エッコ チェンバー 地下

─ €cco ₵hamber ฿asement, Vaporwave / Đésir đupłication répétition ─

Ebi Soda: Ugh (2020) - エッチなボントロが勝ち誇る、そしてニャンニャンへ──

《エビ・ソーダというバンド名だが、そのエビが海老のことなのかどうか、現状では明らかでない()。英ブライトンを拠点に活動する、コンテンポラリー・ジャズの5人組だよ。
2019年に彼らはEP、“Ebi Soda”でデビュー。追って同年に1stアルバム、そして今2020年、2ndの“Ugh”を発表。こういうマイナーなシーンの中では、かなり話題になってるほうだと思うんだけど。

そのエビちゃんズのサウンドの、どこが注目かというと。現代的なエレクトロニクスに対する《ジャズ》本来の自由っぽさ、有機性──、その融合のレベルが、きわめて高い。
ひじょうにコントロールされた構築的で立体的なサウンドと、即興演奏の衝動性。それらがみごとに、両立しているんだよね。

これをマイルス・デイビス(「キリマンジャロの娘」〜「アガルタ」時代)以来の快挙、とまで言ったら、少々ホメすぎだろうけど。しかしエレクトロニクスの水準が上がっているわけなので、あの当時にはデキなかった斬新なサウンドになっている、とも言えそう。

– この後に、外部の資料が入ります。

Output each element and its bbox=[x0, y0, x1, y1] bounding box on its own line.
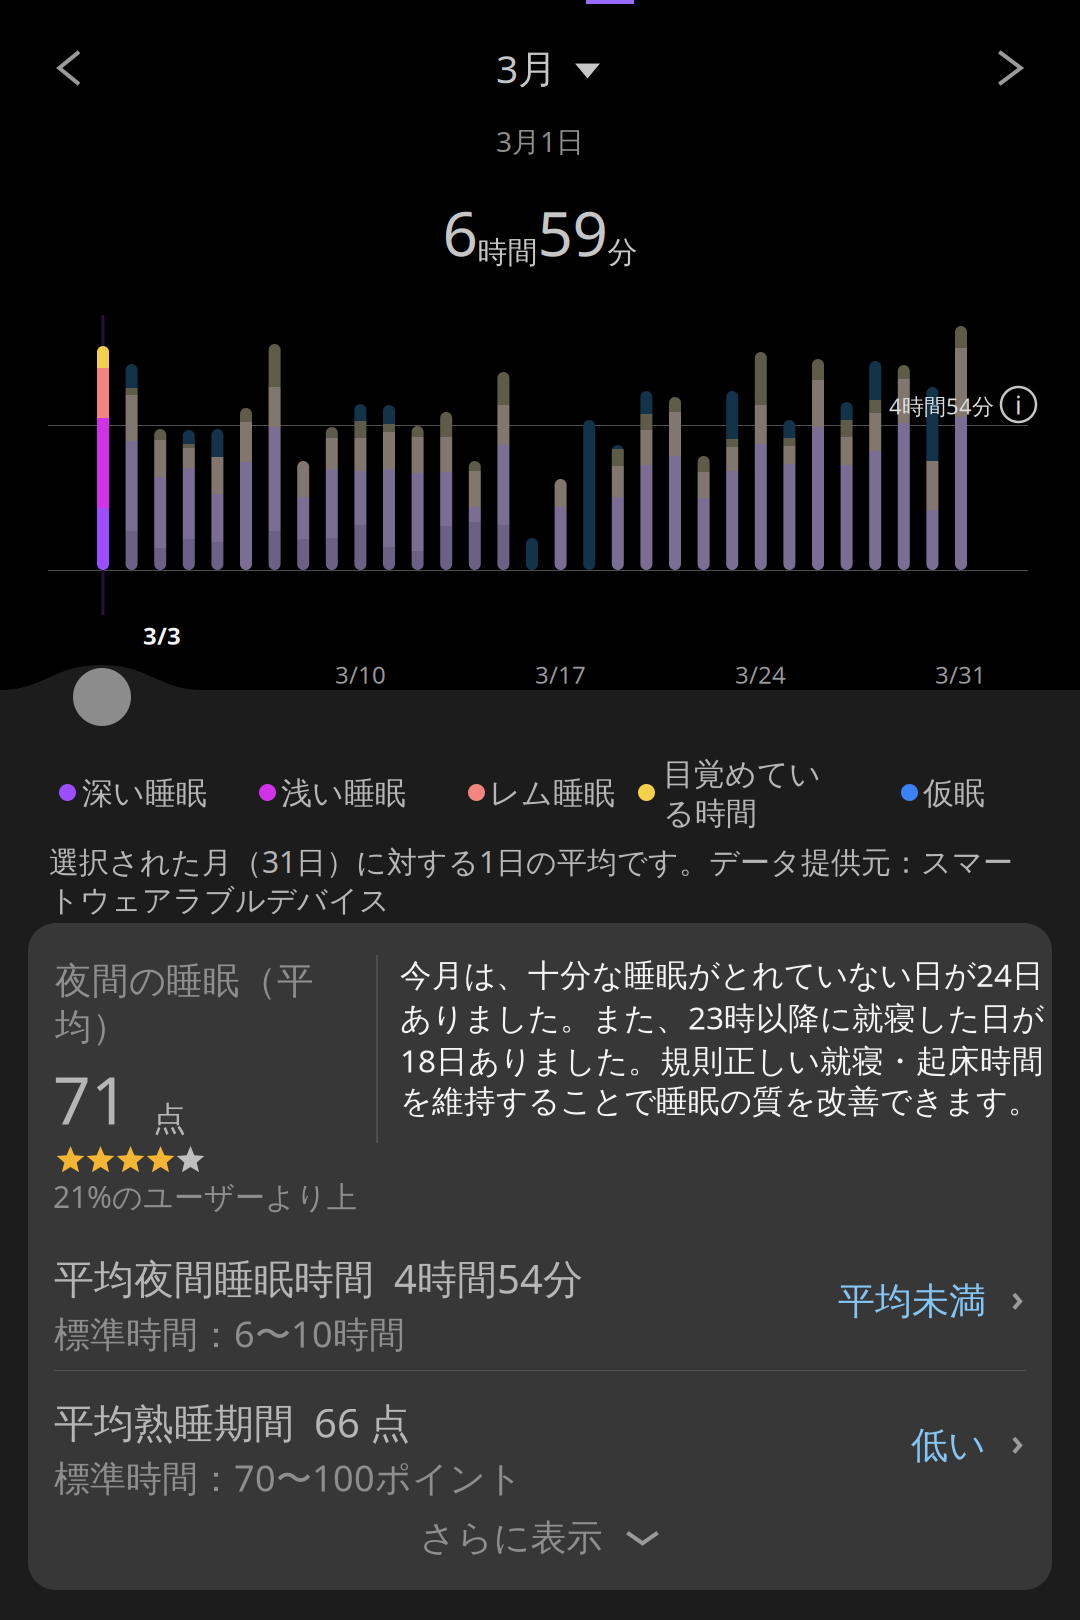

とくに印象的なのは、トロンボーンのソロとそれを包み込んでいくバッキングの拡がり。いや実は、“ソロと伴奏”ってェなシンプルな構成ではなくて、そこが有機的だと人の子らに伝えたい。がしかし、こういう用語しかボキャブラリーに、ない

いまうちらが見ているエビ・ソーダの2nd、『うぐぅ』。その第1曲の「エッチ」で、ボントロがテーマっぽいメロディを奏している背後、いろんな人らがオブリガート的にヘンな音を鳴らしている。反復に従ってそれらが、ダブ的処理によって積み重なり、どんどん複雑なサウンドになっていく。
そしてラスト10曲めのニャンニャンは、さらに過激なんだ。カッコいく咆哮しまくるボントロの背後で、もともとの複雑なアンサンブルがエコーか何かでズイズイと積み上げられ、そして切り刻まれ、大カオスの爆誕へッ。
で、もうワケが分からなくなる寸前だが。しかし、音楽の方向性が見失われることはない──、この構成力が、実にすごい。

なお、〈第1曲の「エッチ」〉って、バカみたいなことをいま述べたけど。でもじっさいこの曲は、タイトルが“Ecchi”なんだよね。
これはちょっと、ニッポン語のエッチのこととしか、考えられない。──だがしかし、楽曲自体にエッチなムードがほとんどないっぽいのは、奇妙というか残念というか。そして「ニャンニャン」は、原題が“Meow Meow”。

と、このように、ばくぜんと聞いててもけっこう目立っている、エビ・ソーダのボントロ奏者。この人は《VVilhelm》を名のっており、これでウィルヘルムと読ますのか。エビ作品らのミキシングやプロデュースをも担当していて、実質的バンドリーダーと目してよさげ。
このVV氏のエビ以前の活動歴とかを探っていたら、《The VV Experience》というバンドを率いていたことが判明。その2018年のスタジオライブ映像が、つべにアップされている。

これがまた、ちょっと実にアレな演奏で。ボヤーッと聞いていたらいちおう唄ものなんだが、しかしスタジオ内には、歌手の姿が見えないぞ?
……唄の要素はサンプリングであり、それをVV氏がマシーン操作でアタマ出ししているのだった。
調べてみたら、これのもと曲は、ジョルジャ・スミスというR&Bの歌手による「オン・マイ・マインド」(2017)。そのアカペラ部分をサンプリングして、伴奏をかってに付け足した、というものかと考えられる。

しかし何度も言うけれど、エビにしろコレにしろ、《伴奏》ということばが、ぜんぜん適切でない。アンサンブルのどこに注目するか、それは聞き手の自由に任されている。そしてその自由を支える構成力と表現力の尊さ、すばらしさ、ということを訴えたいんだよね。
そしてそういう《地と図》のゲシュタルトの崩壊寸前、その地点での快感を演出すること。そこらがさっき述べた、ある時期のマイルスっぽさでもあろうかな、と。

とまでを見てから、エビ・ソーダの過去作らを聞き直してみると。演奏そのものはそれほど変わらないが、しかしサウンド処理の大胆さは、『うぐぅ』の域までイッていなかった。
すると今後のエビちゃんズは、才人VV氏の指揮下、ますますカオス寸前のスリルを追求していく流れなのだろうか。オレはかってにこのアルバム『うぐぅ』を、かの植草甚一氏──〈快的混沌状態の耳きき〉を自称していたお人へと、捧げたい。